The LSM9DS0 is still kind of a puzzle to me. Looking at the datasheet I fail to see what the gyro precision is, and what the effective magnetometer precision is. Some information on the net suggests the magnetometer is from Honeywell, so it's probably 12 bit. The real odd thing is the sample frequencies for accel/gyro. They are 800Hz vs. 760Hz. So if you use the gyro as the master input for your EKF, then the accel might be out of sync by 1.3ms. That is a magnitude worse than the 0.1 ms that the MPU9250 has.
My EKF had the assumption that samples for accel/gyro are arriving virtually at the same time.

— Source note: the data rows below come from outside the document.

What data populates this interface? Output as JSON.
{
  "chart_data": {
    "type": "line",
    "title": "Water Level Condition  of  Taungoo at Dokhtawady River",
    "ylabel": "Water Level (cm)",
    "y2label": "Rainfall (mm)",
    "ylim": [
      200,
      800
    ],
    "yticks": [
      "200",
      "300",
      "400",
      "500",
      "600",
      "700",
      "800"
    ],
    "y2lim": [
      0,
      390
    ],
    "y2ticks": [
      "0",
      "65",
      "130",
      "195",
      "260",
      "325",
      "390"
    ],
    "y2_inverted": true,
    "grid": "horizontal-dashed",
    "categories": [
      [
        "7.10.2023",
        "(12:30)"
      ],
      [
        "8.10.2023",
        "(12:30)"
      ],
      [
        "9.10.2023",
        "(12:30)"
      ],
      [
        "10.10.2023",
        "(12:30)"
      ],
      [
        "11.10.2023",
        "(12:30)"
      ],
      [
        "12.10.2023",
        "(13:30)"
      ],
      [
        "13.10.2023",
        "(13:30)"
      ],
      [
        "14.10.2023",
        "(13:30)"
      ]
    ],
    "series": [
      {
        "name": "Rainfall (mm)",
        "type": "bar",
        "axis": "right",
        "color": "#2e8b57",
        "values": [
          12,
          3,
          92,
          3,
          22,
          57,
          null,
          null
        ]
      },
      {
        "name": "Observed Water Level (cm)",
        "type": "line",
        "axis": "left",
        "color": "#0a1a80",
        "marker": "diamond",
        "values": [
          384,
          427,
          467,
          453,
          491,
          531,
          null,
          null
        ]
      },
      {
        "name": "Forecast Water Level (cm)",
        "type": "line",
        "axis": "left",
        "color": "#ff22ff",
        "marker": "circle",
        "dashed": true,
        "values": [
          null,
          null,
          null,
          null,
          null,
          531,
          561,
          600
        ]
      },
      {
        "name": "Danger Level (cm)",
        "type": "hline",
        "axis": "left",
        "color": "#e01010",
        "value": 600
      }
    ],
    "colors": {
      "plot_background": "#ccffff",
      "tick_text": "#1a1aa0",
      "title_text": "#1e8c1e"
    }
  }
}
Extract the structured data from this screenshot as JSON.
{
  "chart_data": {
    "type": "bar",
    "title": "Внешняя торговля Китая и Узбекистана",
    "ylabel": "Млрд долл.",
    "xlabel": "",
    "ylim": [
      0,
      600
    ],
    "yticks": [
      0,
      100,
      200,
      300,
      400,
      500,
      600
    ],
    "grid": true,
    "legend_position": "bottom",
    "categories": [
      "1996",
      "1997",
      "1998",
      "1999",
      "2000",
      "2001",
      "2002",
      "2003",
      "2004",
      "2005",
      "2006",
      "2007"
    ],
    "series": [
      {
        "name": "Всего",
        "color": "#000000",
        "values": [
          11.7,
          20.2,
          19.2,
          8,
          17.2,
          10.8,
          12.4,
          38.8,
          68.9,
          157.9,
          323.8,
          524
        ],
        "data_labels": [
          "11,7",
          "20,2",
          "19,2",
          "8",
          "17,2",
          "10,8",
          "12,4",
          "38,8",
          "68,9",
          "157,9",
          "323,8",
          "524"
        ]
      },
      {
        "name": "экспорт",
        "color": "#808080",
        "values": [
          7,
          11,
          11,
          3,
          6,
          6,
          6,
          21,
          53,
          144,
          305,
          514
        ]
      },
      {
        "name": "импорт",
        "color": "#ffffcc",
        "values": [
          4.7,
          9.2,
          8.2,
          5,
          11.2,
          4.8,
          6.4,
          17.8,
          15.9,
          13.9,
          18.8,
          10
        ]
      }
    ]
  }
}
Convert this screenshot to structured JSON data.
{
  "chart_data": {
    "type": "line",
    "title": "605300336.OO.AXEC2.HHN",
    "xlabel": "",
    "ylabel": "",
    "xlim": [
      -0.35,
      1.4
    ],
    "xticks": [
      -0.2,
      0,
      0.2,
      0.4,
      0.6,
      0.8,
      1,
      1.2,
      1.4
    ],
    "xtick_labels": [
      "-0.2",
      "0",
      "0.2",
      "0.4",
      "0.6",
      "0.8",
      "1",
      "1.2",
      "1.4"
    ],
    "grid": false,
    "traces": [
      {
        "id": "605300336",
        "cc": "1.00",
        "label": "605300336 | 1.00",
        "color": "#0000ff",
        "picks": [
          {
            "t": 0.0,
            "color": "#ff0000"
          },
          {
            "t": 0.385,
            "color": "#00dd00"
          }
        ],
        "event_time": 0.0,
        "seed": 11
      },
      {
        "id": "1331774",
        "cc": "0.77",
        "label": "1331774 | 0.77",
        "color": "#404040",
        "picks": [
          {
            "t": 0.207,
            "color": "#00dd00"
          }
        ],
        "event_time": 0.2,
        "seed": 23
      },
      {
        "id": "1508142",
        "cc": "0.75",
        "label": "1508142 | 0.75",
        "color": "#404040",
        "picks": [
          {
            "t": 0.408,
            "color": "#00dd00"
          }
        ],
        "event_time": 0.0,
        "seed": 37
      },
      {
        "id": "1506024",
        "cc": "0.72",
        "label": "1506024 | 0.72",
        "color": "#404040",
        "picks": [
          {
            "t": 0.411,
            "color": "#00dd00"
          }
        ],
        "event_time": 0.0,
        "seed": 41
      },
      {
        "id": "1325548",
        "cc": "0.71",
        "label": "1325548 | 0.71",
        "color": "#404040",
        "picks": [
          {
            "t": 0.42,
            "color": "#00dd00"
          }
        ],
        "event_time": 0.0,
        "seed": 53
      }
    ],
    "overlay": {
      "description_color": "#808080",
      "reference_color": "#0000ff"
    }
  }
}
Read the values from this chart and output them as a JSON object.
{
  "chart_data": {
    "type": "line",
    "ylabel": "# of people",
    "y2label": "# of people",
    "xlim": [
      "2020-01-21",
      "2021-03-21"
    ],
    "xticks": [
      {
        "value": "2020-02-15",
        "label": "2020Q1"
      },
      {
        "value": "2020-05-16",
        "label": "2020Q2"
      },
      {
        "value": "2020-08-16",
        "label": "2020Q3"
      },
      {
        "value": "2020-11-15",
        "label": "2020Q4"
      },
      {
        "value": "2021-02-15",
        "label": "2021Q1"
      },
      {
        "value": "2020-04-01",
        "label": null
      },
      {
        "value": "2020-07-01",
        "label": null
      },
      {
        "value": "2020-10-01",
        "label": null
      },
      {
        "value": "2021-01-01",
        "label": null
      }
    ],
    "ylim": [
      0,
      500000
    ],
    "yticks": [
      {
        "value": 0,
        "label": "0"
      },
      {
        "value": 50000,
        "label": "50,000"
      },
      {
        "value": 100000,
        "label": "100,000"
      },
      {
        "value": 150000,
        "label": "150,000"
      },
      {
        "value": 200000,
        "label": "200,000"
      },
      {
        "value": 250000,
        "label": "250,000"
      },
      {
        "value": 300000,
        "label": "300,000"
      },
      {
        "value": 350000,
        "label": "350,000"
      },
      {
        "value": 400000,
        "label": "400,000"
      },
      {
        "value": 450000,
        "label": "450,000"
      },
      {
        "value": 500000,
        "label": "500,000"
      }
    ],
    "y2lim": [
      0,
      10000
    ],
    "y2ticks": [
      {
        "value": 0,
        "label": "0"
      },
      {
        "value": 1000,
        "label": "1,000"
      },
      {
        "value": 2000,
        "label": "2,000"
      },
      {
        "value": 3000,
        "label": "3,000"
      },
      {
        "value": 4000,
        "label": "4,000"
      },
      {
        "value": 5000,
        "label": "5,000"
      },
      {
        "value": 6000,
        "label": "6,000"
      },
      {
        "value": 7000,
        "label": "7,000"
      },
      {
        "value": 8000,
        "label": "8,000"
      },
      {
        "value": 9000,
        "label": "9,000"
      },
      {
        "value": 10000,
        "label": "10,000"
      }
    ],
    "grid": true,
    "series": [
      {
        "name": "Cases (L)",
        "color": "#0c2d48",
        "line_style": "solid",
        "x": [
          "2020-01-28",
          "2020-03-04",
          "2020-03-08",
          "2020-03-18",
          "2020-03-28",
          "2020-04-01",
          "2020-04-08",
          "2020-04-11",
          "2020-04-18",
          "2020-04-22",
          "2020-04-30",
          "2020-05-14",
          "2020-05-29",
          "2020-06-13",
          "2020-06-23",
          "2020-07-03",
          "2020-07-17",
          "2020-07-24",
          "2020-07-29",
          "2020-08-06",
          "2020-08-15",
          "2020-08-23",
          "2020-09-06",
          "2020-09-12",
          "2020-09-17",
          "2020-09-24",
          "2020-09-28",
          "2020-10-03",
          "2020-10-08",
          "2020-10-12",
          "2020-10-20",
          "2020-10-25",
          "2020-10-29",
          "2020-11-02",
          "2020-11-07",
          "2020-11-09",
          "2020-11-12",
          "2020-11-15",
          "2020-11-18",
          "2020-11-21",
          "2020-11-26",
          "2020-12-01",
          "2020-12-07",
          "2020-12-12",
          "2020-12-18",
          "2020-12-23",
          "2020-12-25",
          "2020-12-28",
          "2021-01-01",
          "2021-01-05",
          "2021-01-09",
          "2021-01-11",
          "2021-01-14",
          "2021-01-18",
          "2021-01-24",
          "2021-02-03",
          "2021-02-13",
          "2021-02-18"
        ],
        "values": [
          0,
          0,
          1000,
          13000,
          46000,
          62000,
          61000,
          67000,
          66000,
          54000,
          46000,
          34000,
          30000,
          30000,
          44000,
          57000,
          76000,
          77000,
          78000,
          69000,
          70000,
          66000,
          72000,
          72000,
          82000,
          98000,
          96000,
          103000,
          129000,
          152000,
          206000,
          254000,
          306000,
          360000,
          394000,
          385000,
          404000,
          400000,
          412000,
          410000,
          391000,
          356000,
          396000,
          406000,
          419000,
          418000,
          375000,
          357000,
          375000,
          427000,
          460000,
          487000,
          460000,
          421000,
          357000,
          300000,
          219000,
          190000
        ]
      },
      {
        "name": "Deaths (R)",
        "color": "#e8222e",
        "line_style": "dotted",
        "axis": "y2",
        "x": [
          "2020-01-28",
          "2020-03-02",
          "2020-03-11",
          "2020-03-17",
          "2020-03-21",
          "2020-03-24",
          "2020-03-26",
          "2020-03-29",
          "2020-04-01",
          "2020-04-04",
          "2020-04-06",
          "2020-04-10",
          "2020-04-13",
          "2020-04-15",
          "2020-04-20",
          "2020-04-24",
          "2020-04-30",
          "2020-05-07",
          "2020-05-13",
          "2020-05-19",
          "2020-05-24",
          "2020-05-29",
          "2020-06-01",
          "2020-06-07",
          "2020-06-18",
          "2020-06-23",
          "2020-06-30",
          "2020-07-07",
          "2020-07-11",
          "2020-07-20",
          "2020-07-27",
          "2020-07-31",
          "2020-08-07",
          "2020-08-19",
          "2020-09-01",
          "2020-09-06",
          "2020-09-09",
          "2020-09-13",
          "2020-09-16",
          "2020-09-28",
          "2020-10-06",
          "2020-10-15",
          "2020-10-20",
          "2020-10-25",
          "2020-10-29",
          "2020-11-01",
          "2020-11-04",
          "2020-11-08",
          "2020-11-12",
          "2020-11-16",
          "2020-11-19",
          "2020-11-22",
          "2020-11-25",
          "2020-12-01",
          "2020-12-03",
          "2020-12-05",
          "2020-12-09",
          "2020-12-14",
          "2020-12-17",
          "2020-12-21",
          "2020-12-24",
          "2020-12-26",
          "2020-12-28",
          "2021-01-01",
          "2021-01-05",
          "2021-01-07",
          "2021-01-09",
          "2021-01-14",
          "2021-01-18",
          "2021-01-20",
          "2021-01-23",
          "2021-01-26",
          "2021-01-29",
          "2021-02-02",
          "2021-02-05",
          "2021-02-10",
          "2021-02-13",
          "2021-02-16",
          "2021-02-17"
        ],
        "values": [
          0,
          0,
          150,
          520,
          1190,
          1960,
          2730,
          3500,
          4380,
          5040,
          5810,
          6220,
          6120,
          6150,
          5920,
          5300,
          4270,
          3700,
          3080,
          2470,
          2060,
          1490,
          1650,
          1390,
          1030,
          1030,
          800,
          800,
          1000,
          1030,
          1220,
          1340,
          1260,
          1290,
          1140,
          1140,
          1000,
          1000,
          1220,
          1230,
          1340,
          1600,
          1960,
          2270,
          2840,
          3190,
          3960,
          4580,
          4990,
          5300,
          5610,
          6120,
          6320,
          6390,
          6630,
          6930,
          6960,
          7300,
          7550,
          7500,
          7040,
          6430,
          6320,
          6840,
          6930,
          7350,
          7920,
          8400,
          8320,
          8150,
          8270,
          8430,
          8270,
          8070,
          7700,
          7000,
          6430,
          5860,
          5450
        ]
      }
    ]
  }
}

With the MPU9250, I kind of can do that, but with the LSM9DS0 this seems to be impossible. If one let's the EKF run at say 250Hz only, then uncertainty of 1.3ms does not seem to be that much compare to the filter rate of 4ms ...
Anyway, I am looking at this really from the interfacing and timing side. The real precision and quality of the samples is something I could not derive from the data sheets. I was wondering whether any of you had some thoughts on that.